Sobriquet 42.5

I'm glad I've got this Sunday behind me. It was one of those days where I wake up, realize that I don't really want to write, go back to sleep, wake up, realize that I don't really want to write, go back to sleep . . . you get the picture.

Once I did get myself up and out of bed, though, I managed to sit myself down in front of the computer, open up all the word processing files I'd need to refer to, and stare at the screen, groaning to myself about how I didn't wanna write. Then I got some food, saw what a nice day it was to walk outside, went back inside, ate, found that I still couldn't get writing, played with my cat, sat back down, put my head on my folded arms, groaned some more, sat up, and started surfing the internet.

That is to say I did not get started writing until much later than I had hoped.

But I did get a good chunk of writing done.

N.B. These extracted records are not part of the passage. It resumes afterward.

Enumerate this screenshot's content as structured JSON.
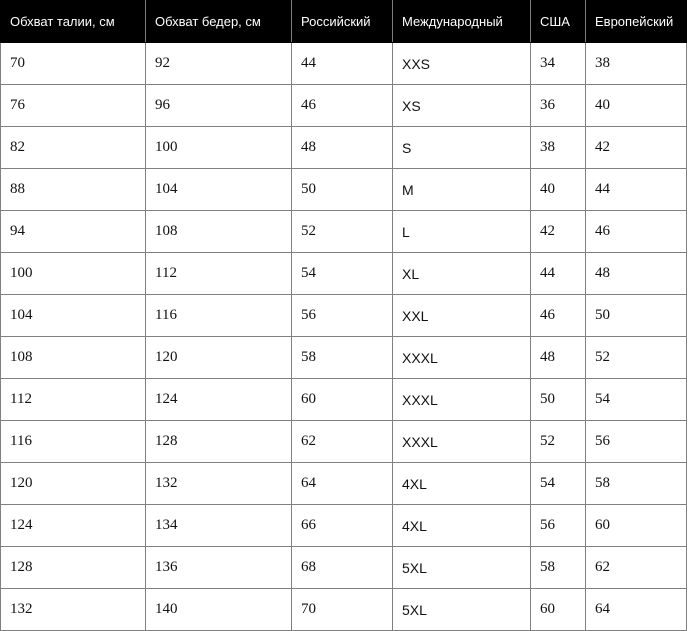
{
  "table": {
    "columns": [
      {
        "key": "waist",
        "label": "Обхват талии, см"
      },
      {
        "key": "hips",
        "label": "Обхват бедер, см"
      },
      {
        "key": "ru",
        "label": "Российский"
      },
      {
        "key": "intl",
        "label": "Международный"
      },
      {
        "key": "usa",
        "label": "США"
      },
      {
        "key": "eu",
        "label": "Европейский"
      }
    ],
    "rows": [
      {
        "waist": "70",
        "hips": "92",
        "ru": "44",
        "intl": "XXS",
        "usa": "34",
        "eu": "38"
      },
      {
        "waist": "76",
        "hips": "96",
        "ru": "46",
        "intl": "XS",
        "usa": "36",
        "eu": "40"
      },
      {
        "waist": "82",
        "hips": "100",
        "ru": "48",
        "intl": "S",
        "usa": "38",
        "eu": "42"
      },
      {
        "waist": "88",
        "hips": "104",
        "ru": "50",
        "intl": "M",
        "usa": "40",
        "eu": "44"
      },
      {
        "waist": "94",
        "hips": "108",
        "ru": "52",
        "intl": "L",
        "usa": "42",
        "eu": "46"
      },
      {
        "waist": "100",
        "hips": "112",
        "ru": "54",
        "intl": "XL",
        "usa": "44",
        "eu": "48"
      },
      {
        "waist": "104",
        "hips": "116",
        "ru": "56",
        "intl": "XXL",
        "usa": "46",
        "eu": "50"
      },
      {
        "waist": "108",
        "hips": "120",
        "ru": "58",
        "intl": "XXXL",
        "usa": "48",
        "eu": "52"
      },
      {
        "waist": "112",
        "hips": "124",
        "ru": "60",
        "intl": "XXXL",
        "usa": "50",
        "eu": "54"
      },
      {
        "waist": "116",
        "hips": "128",
        "ru": "62",
        "intl": "XXXL",
        "usa": "52",
        "eu": "56"
      },
      {
        "waist": "120",
        "hips": "132",
        "ru": "64",
        "intl": "4XL",
        "usa": "54",
        "eu": "58"
      },
      {
        "waist": "124",
        "hips": "134",
        "ru": "66",
        "intl": "4XL",
        "usa": "56",
        "eu": "60"
      },
      {
        "waist": "128",
        "hips": "136",
        "ru": "68",
        "intl": "5XL",
        "usa": "58",
        "eu": "62"
      },
      {
        "waist": "132",
        "hips": "140",
        "ru": "70",
        "intl": "5XL",
        "usa": "60",
        "eu": "64"
      }
    ]
  },
  "colors": {
    "header_background": "#000000",
    "header_text": "#ffffff",
    "cell_background": "#ffffff",
    "cell_text": "#111111",
    "grid_line": "#808080"
  }
}
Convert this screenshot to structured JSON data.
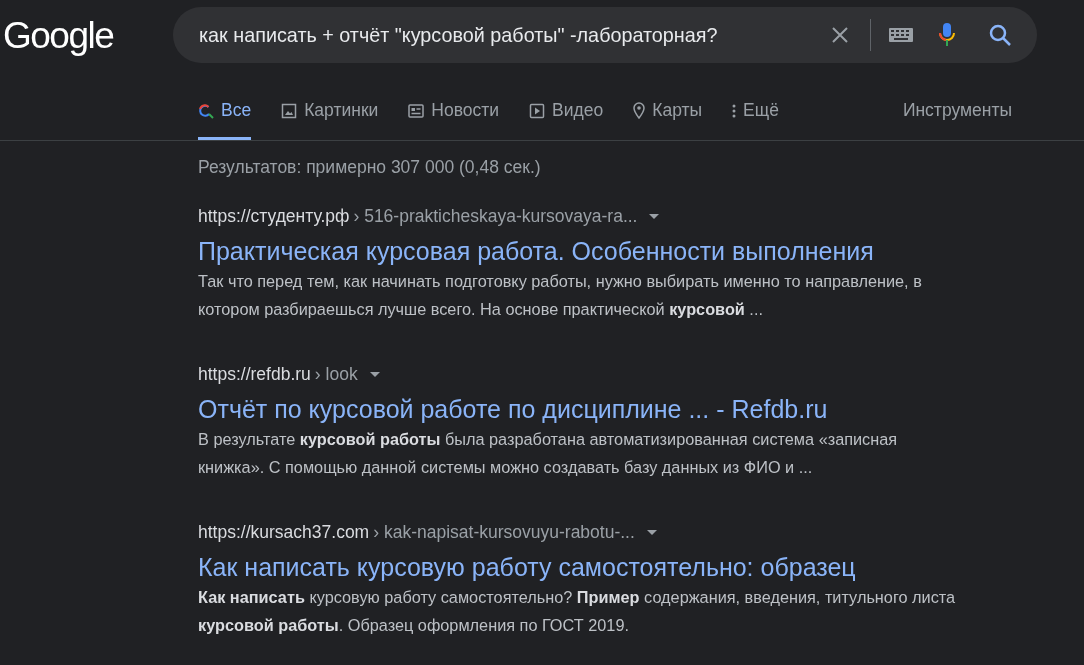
{
  "logo": "Google",
  "search": {
    "value": "как написать + отчёт \"курсовой работы\" -лабораторная?"
  },
  "tabs": [
    {
      "label": "Все",
      "kind": "search",
      "selected": true
    },
    {
      "label": "Картинки",
      "kind": "image",
      "selected": false
    },
    {
      "label": "Новости",
      "kind": "news",
      "selected": false
    },
    {
      "label": "Видео",
      "kind": "video",
      "selected": false
    },
    {
      "label": "Карты",
      "kind": "map",
      "selected": false
    },
    {
      "label": "Ещё",
      "kind": "more",
      "selected": false
    }
  ],
  "tools": "Инструменты",
  "result_stats": "Результатов: примерно 307 000 (0,48 сек.)",
  "results": [
    {
      "domain": "https://студенту.рф",
      "path": "› 516-prakticheskaya-kursovaya-ra...",
      "title": "Практическая курсовая работа. Особенности выполнения",
      "snippet": "Так что перед тем, как начинать подготовку работы, нужно выбирать именно то направление, в котором разбираешься лучше всего. На основе практической **курсовой** ..."
    },
    {
      "domain": "https://refdb.ru",
      "path": "› look",
      "title": "Отчёт по курсовой работе по дисциплине ... - Refdb.ru",
      "snippet": "В результате **курсовой работы** была разработана автоматизированная система «записная книжка». С помощью данной системы можно создавать базу данных из ФИО и ..."
    },
    {
      "domain": "https://kursach37.com",
      "path": "› kak-napisat-kursovuyu-rabotu-...",
      "title": "Как написать курсовую работу самостоятельно: образец",
      "snippet": "**Как написать** курсовую работу самостоятельно? **Пример** содержания, введения, титульного листа **курсовой работы**. Образец оформления по ГОСТ 2019."
    }
  ]
}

I still don't like what I've been writing, finding fault everywhere, but I pushed through the vexation, forced myself to finish the train of thought before quitting for the night, and found the idea of visiting a Wal*Mart really, really late really, really enticing.

Seriously, though, today was one of the rougher days I've had.

I'm glad it's over. Not in the sense that I particularly enjoy being a day closer to death, but I think you probably get my meaning.

For tomorrow: Read an article on Disgrace or, as will more than likely be the case, start reading Foe.

Comments

From Minxy:

I've been having a similar experience with the massive pile of laundry accumulating on my floor. I have to wash my clothes, but I really don't want to...so I've been putting it off for a few days now. But I suppose laundry doesn't create quite as much pressure as a dissertation, but the feeling of just not wanting to do it is the same, I'm sure.